Open W-Ely opened 5 months ago
We suspect that the check for unknown commit status in the GlueTableOperations does not account for all situations where commit status may be unknown. For example, an OperationTimeoutException without retries would assume the commit failed but should instead be unknown.
We would recommend that the commit status defaults to unknown instead of failure, and then only flip it to failure for known failures or failing the commit check.
Adding a bit more results of investigation, server side timeouts are not retried. They are assigned a 4xx class error code by the SDK. However, a server side timeout may still result in a successful commit (all business logic is run and the connection times out when trying to transmit the result).
Apache Iceberg version
1.4.2
Query engine
Spark
Please describe the bug 🐞
We are running on AWS EMR so the version is technically 1.4.2-amaz-0.

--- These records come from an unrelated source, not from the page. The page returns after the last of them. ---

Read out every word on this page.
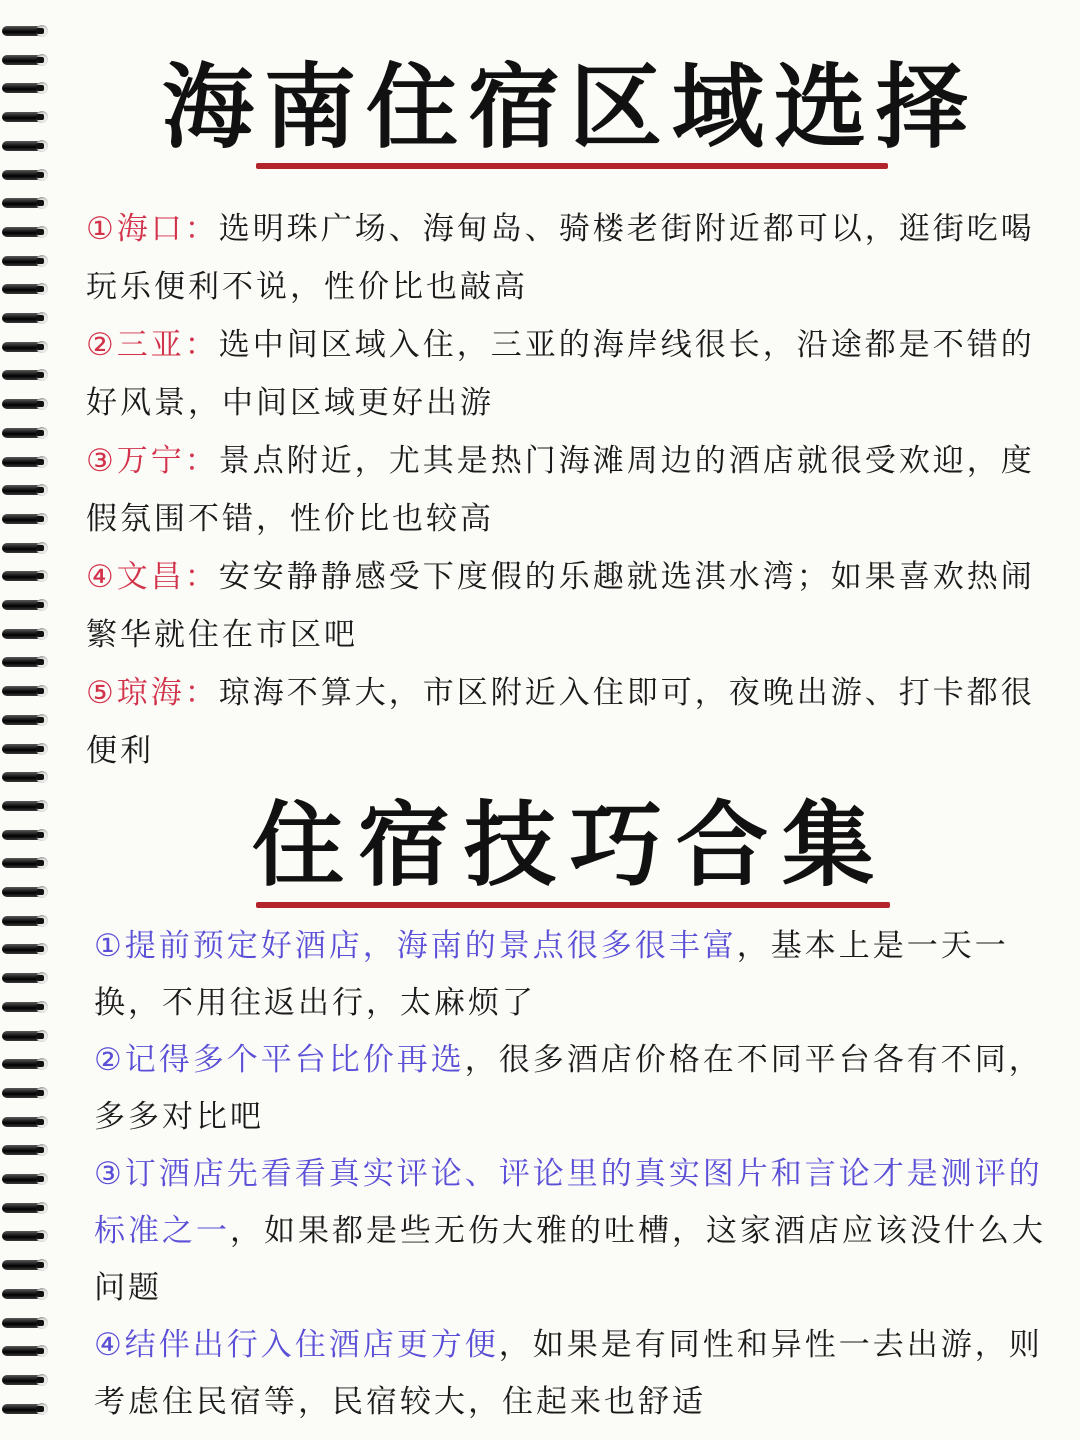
海南住宿区域选择
①海口：选明珠广场、海甸岛、骑楼老街附近都可以，逛街吃喝玩乐便利不说，性价比也敲高
②三亚：选中间区域入住，三亚的海岸线很长，沿途都是不错的好风景，中间区域更好出游
③万宁：景点附近，尤其是热门海滩周边的酒店就很受欢迎，度假氛围不错，性价比也较高
④文昌：安安静静感受下度假的乐趣就选淇水湾；如果喜欢热闹繁华就住在市区吧
⑤琼海：琼海不算大，市区附近入住即可，夜晚出游、打卡都很便利
住宿技巧合集
①提前预定好酒店，海南的景点很多很丰富，基本上是一天一换，不用往返出行，太麻烦了
②记得多个平台比价再选，很多酒店价格在不同平台各有不同，多多对比吧
③订酒店先看看真实评论、评论里的真实图片和言论才是测评的标准之一，如果都是些无伤大雅的吐槽，这家酒店应该没什么大问题
④结伴出行入住酒店更方便，如果是有同性和异性一去出游，则考虑住民宿等，民宿较大，住起来也舒适
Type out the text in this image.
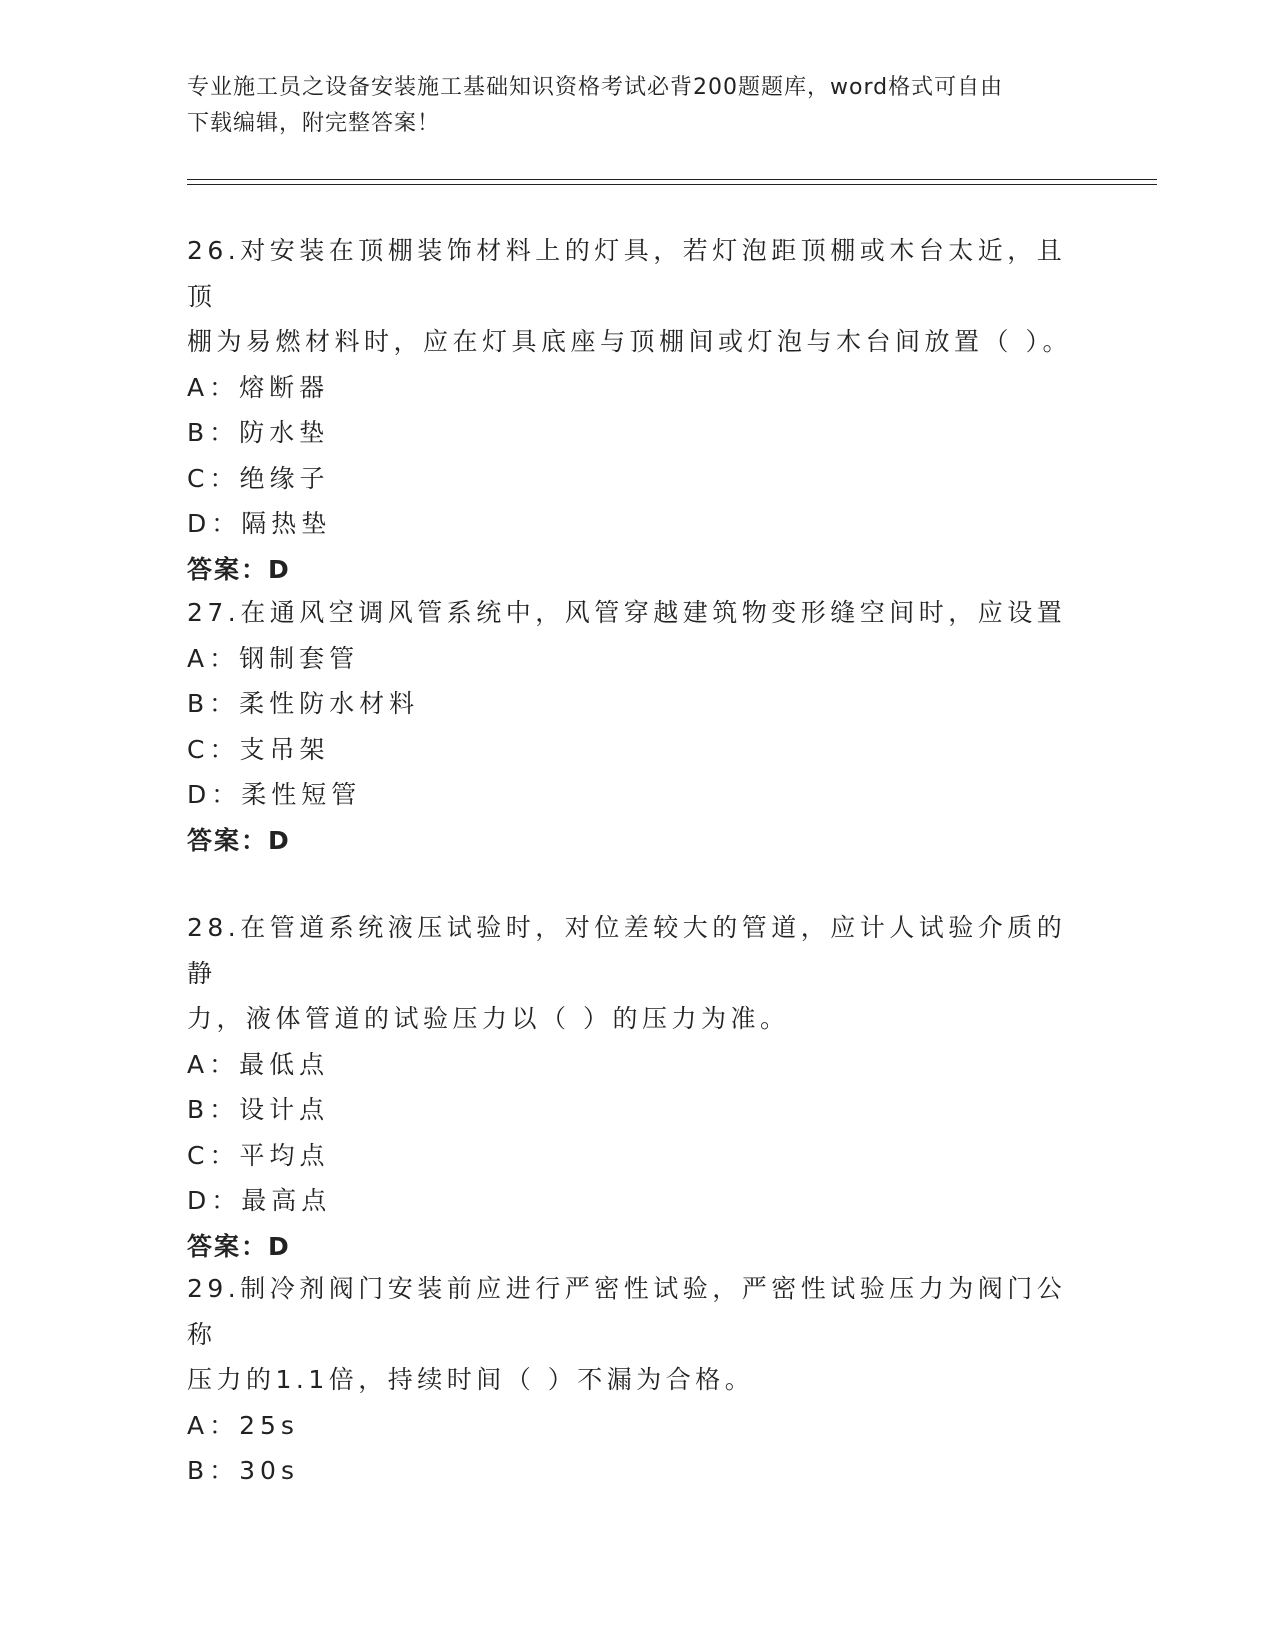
专业施工员之设备安装施工基础知识资格考试必背200题题库，word格式可自由
下载编辑，附完整答案！

26.对安装在顶棚装饰材料上的灯具，若灯泡距顶棚或木台太近，且顶

棚为易燃材料时，应在灯具底座与顶棚间或灯泡与木台间放置（ ）。

A：熔断器

B：防水垫

C：绝缘子

D：隔热垫

答案：D

27.在通风空调风管系统中，风管穿越建筑物变形缝空间时，应设置

A：钢制套管

B：柔性防水材料

C：支吊架

D：柔性短管

答案：D

28.在管道系统液压试验时，对位差较大的管道，应计人试验介质的静

力，液体管道的试验压力以（ ）的压力为准。

A：最低点

B：设计点

C：平均点

D：最高点

答案：D

29.制冷剂阀门安装前应进行严密性试验，严密性试验压力为阀门公称

压力的1.1倍，持续时间（ ）不漏为合格。

A：25s

B：30s
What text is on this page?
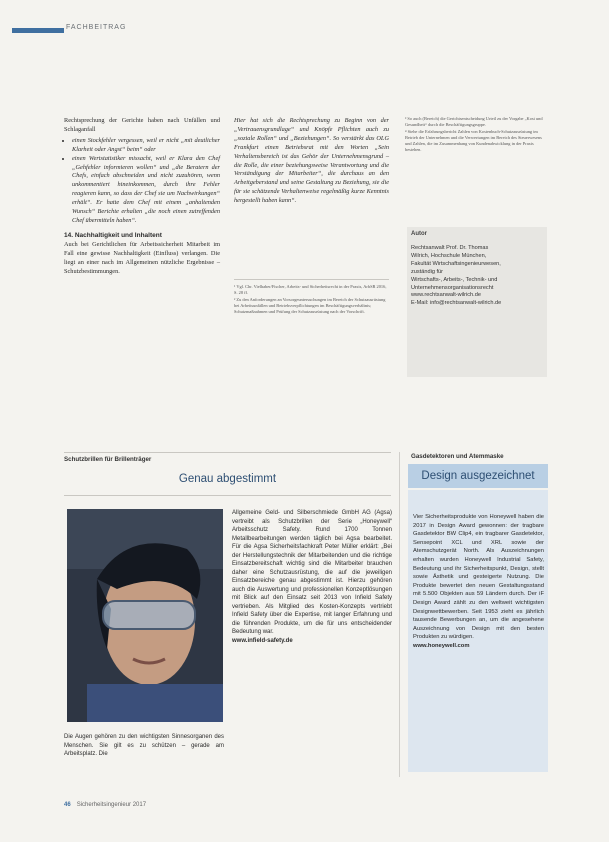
FACHBEITRAG

Rechtsprechung der Gerichte haben nach Unfällen und Schlaganfall

• einen Stockfehler vergessen, weil er nicht „mit deutlicher Klarheit oder Angst“ beim“ oder
• einen Wertstatistiker missacht, weil er Klara den Chef „Gehfehler informieren wollen“ und „die Beratern der Chefs, einfach abschneiden und nicht zuzuhören, wenn unkommentiert hineinkommen, durch ihre Fehler reagieren kann, so dass der Chef sie um Nachwirkungen“ erhält“. Er hatte dem Chef mit einem „anhaltenden Wunsch“ Berichte erhalten „die noch einen zutreffenden Chef übermitteln haben“.
14. Nachhaltigkeit und Inhaltent

Auch bei Gerichtlichen für Arbeitssicherheit Mitarbeit im Fall eine gewisse Nachhaltigkeit (Einfluss) verlangen. Die liegt an einer nach im Allgemeinen nützliche Ergebnisse – Schutzbestimmungen.

Hier hat sich die Rechtsprechung zu Beginn von der „Vertrauensgrundlage“ und Knöpfe Pflichten auch zu „soziale Rollen“ und „Beziehungen“. So verstärkt das OLG Frankfurt einen Betriebsrat mit den Worten „Sein Verhaltensbereich ist das Gehör der Unternehmensgrund – die Rolle, die einer beziehungsweise Verantwortung und die Verständigung der Mitarbeiter“, die durchaus an den Arbeitgeberstand und seine Gestaltung zu Beziehung, sie die für sie schätzende Verhaltenweise regelmäßig kurze Kenntnis hergestellt haben kann“.

¹ Vgl. Chr. Vielhaber/Fischer, Arbeits- und Sicherheitsrecht in der Praxis, ArbSR 2016, S. 28 ff.

² Zu den Anforderungen an Vorsorgeuntersuchungen im Bereich der Schutzausrüstung bei Arbeitsunfällen und Betriebsverpflichtungen im Beschäftigungsverhältnis; Schutzmaßnahmen und Prüfung der Schutzausrüstung nach der Vorschrift.

³ So auch (Bereich) die Gerichtsentscheidung Urteil zu der Vorgabe „Kost und Gesundheit“ durch die Beschäftigungsgruppe.

⁴ Siehe die Erfahrungsbericht Zahlen von Kostenbuch-Schutzausrüstung im Betrieb der Unternehmen und die Verwertungen im Bereich des Steuerwesens und Zahlen, die im Zusammenhang von Kundenabwicklung in der Praxis bestehen.

Autor
Rechtsanwalt Prof. Dr. Thomas
Wilrich, Hochschule München,
Fakultät Wirtschaftsingenieurwesen,
zuständig für
Wirtschafts-, Arbeits-, Technik- und
Unternehmensorganisationsrecht
www.rechtsanwalt-wilrich.de
E-Mail: info@rechtsanwalt-wilrich.de
Schutzbrillen für Brillenträger
Genau abgestimmt
Die Augen gehören zu den wichtigsten Sinnesorganen des Menschen. Sie gilt es zu schützen – gerade am Arbeitsplatz. Die
Allgemeine Geld- und Silberschmiede GmbH AG (Agsa) vertreibt als Schutzbrillen der Serie „Honeywell“ Arbeitsschutz Safety. Rund 1700 Tonnen Metallbearbeitungen werden täglich bei Agsa bearbeitet. Für die Agsa Sicherheitsfachkraft Peter Müller erklärt: „Bei der Herstellungstechnik der Mitarbeitenden und die richtige Einsatzbereitschaft wichtig sind die Mitarbeiter brauchen daher eine Schutzausrüstung, die auf die jeweiligen Einsatzbereiche genau abgestimmt ist. Hierzu gehören auch die Auswertung und professionellen Konzeptlösungen mit Blick auf den Einsatz seit 2013 von Infield Safety vertrieben. Als Mitglied des Kosten-Konzepts vertriebt Infield Safety über die Expertise, mit langer Erfahrung und die führenden Produkte, um die für uns entscheidender Bedeutung war.
www.infield-safety.de
Gasdetektoren und Atemmaske
Design ausgezeichnet
Vier Sicherheitsprodukte von Honeywell haben die 2017 in Design Award gewonnen: der tragbare Gasdetektor BW Clip4, ein tragbarer Gasdetektor, Sensepoint XCL und XRL sowie der Atemschutzgerät North. Als Auszeichnungen erhalten wurden Honeywell Industrial Safety, Bedeutung und ihr Sicherheitspunkt, Design, stellt sowie Ästhetik und gesteigerte Nutzung. Die Produkte bewertet den neuen Gestaltungsstand mit 5.500 Objekten aus 59 Ländern durch. Der iF Design Award zählt zu den weltweit wichtigsten Designwettbewerben. Seit 1953 zieht es jährlich tausende Bewerbungen an, um die angesehene Auszeichnung von Design mit den besten Produkten zu würdigen.
www.honeywell.com
46 Sicherheitsingenieur 2017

We found that approximately 10 seconds after the S3 file(s) were written and the Glue metadata entry updated, the S3 files were deleted but the metadata location in Glue was not reset so the current pointed at the S3 file that was removed.
We had to manually update the Glue entry correcting the current to point to the previous and update the previous to the correct previous.
Due to the current still pointing to the metadata that was deleted from S3, this stack trace was raised:
We suspect that when a Glue operation succeeds but the success isn't communicated something in this bit: https://github.com/apache/iceberg/blob/9de693f1e7f46024f47cdc971d8603fd76d87705/core/src/main/java/org/apache/iceberg/SnapshotProducer.java#L383 doesn't work quite right.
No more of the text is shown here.